There are 12 portable toilets, 10 showers and community taps for laundry. The charity donates food to migrants who prepare hot chocolate, scrambled eggs, hot dogs and spaghetti for all. Recently, a state-owned utility company blocked the camp from stealing electricity, leaving the night dark and forcing the makeshift kitchens to rely on canned food.

The future is more uncertain for a similar camp in Reynosa, across the border from McAllen, Texas. Some 2,000 people live in a plaza near the city’s main border crossing, said Felicia Rangel-Samponaro, director of The Sidewalk School, a union that provides education to minors there.

By court order, the Biden administration plans to soon reinstate a policy of its predecessor, Donald Trump, asking asylum seekers to wait in Mexico for their trial in the United States. The measure relies on approval from Mexican officials, who have already told Washington they need more beds in shelters and expressed concerns about violence in Tamaulipas state, where Reynosa is located.

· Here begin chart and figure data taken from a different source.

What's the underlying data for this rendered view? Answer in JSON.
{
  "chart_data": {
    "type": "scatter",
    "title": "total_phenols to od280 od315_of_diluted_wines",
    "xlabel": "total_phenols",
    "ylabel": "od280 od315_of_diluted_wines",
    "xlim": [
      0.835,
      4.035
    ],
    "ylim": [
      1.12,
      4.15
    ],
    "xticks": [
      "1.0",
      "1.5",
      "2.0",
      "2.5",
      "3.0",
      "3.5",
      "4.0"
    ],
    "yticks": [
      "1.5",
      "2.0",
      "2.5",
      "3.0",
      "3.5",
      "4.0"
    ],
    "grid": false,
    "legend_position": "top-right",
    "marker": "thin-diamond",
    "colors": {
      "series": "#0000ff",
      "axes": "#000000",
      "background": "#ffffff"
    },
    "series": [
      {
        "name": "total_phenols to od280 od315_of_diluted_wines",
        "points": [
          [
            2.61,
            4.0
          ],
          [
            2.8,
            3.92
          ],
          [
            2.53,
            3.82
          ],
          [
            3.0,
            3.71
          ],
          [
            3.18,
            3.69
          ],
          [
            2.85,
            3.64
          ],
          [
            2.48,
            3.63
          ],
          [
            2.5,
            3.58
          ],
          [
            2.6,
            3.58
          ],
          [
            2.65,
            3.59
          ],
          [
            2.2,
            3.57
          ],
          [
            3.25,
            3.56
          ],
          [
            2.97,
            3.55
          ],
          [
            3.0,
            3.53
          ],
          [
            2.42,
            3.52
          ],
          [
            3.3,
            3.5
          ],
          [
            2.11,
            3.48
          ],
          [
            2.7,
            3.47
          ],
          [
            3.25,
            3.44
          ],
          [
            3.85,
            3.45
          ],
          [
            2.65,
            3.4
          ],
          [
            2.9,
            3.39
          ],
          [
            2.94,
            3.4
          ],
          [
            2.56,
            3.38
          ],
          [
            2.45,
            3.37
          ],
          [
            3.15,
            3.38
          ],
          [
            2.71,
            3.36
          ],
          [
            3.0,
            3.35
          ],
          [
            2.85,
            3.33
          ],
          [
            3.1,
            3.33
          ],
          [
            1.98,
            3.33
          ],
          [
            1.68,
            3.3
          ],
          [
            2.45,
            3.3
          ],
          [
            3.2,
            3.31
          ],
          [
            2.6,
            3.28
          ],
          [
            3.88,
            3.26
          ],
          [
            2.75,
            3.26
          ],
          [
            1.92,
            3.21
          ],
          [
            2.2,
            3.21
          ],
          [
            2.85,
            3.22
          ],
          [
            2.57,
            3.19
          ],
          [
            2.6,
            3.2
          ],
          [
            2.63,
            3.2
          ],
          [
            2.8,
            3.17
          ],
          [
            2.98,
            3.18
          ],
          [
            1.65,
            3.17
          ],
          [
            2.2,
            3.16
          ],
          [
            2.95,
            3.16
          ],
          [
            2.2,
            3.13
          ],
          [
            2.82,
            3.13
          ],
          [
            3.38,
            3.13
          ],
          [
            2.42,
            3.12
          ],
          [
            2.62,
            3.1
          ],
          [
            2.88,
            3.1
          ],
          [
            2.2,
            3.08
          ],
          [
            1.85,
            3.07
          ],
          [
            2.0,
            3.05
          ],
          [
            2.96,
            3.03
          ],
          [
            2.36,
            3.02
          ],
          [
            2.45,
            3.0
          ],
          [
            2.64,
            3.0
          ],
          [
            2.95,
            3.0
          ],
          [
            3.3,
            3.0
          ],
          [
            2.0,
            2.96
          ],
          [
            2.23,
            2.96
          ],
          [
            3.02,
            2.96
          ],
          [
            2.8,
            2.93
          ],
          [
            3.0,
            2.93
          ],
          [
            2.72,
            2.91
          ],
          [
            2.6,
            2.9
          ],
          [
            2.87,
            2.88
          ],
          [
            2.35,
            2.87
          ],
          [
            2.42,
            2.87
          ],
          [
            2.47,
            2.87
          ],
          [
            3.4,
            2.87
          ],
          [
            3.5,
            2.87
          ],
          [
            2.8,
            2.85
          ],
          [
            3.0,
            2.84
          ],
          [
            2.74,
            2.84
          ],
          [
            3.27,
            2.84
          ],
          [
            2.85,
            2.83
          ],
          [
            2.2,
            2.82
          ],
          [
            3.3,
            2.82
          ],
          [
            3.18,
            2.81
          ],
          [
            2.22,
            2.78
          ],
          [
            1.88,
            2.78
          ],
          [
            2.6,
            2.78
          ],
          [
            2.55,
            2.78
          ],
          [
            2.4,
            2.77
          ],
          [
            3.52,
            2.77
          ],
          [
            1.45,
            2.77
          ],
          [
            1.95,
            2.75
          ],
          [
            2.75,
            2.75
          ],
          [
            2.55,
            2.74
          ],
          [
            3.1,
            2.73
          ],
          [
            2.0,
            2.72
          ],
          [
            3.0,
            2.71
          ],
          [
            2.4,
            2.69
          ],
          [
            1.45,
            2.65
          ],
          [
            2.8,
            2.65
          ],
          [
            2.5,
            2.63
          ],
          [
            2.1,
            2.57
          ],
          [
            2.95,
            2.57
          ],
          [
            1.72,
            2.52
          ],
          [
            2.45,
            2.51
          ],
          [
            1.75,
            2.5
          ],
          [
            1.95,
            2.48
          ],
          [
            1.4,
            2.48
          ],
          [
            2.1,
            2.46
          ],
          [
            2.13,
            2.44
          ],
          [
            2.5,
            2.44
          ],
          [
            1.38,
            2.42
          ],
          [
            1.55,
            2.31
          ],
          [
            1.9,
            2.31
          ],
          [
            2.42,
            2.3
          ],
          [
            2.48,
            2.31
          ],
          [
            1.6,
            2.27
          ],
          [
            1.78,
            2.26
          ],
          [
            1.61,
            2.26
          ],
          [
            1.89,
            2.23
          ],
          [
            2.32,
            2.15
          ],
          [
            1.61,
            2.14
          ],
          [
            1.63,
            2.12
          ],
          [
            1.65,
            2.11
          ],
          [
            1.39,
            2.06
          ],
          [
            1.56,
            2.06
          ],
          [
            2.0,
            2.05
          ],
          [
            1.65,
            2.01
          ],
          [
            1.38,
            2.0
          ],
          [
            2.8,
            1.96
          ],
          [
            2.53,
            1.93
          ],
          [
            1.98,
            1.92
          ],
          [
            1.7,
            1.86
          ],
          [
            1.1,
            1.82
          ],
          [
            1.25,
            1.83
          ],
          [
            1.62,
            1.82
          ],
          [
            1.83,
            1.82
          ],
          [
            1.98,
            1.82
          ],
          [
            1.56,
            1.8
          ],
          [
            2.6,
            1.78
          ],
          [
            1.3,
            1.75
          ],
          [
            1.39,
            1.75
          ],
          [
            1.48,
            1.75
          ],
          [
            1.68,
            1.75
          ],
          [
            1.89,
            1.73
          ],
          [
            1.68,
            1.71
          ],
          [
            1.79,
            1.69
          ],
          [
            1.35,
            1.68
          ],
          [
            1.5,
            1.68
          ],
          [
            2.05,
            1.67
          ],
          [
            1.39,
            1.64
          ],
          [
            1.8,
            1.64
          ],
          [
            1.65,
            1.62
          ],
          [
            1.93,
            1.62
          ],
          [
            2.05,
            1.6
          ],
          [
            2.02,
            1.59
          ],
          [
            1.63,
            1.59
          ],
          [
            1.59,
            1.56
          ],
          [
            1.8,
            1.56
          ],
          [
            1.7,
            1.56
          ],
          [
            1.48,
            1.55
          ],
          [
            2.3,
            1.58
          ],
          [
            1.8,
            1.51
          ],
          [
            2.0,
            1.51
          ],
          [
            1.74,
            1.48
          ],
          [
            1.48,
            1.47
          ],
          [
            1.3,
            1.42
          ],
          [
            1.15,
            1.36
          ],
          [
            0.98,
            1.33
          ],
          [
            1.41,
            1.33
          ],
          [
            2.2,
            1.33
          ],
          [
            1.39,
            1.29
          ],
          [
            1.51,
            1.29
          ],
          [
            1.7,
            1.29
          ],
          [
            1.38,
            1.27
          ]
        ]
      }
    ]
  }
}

Blas Nunez-Nieto, assistant secretary of the United States Department of Homeland Security, said the “Stay in Mexico” program will resume in “the next few weeks” after officials in both countries have resolved “a series of pending issues”. States for Border and Immigration Policy, in a court document on Monday. He did not provide further details.

Caballero pointed out that the United States has not pressured Mexico to reopen the busy pedestrian crossing between Tijuana and San Diego. The US Customs and Border Protection Office said in a statement that it is working closely with Mexico to determine how to resume normal traffic in a safe and sustainable manner.

The mayor plans to seek help from the Mexican National Guard to prevent the appearance of new settlements in Tijuana.

“The reality is there are going to be camps if we are not prepared,” he said.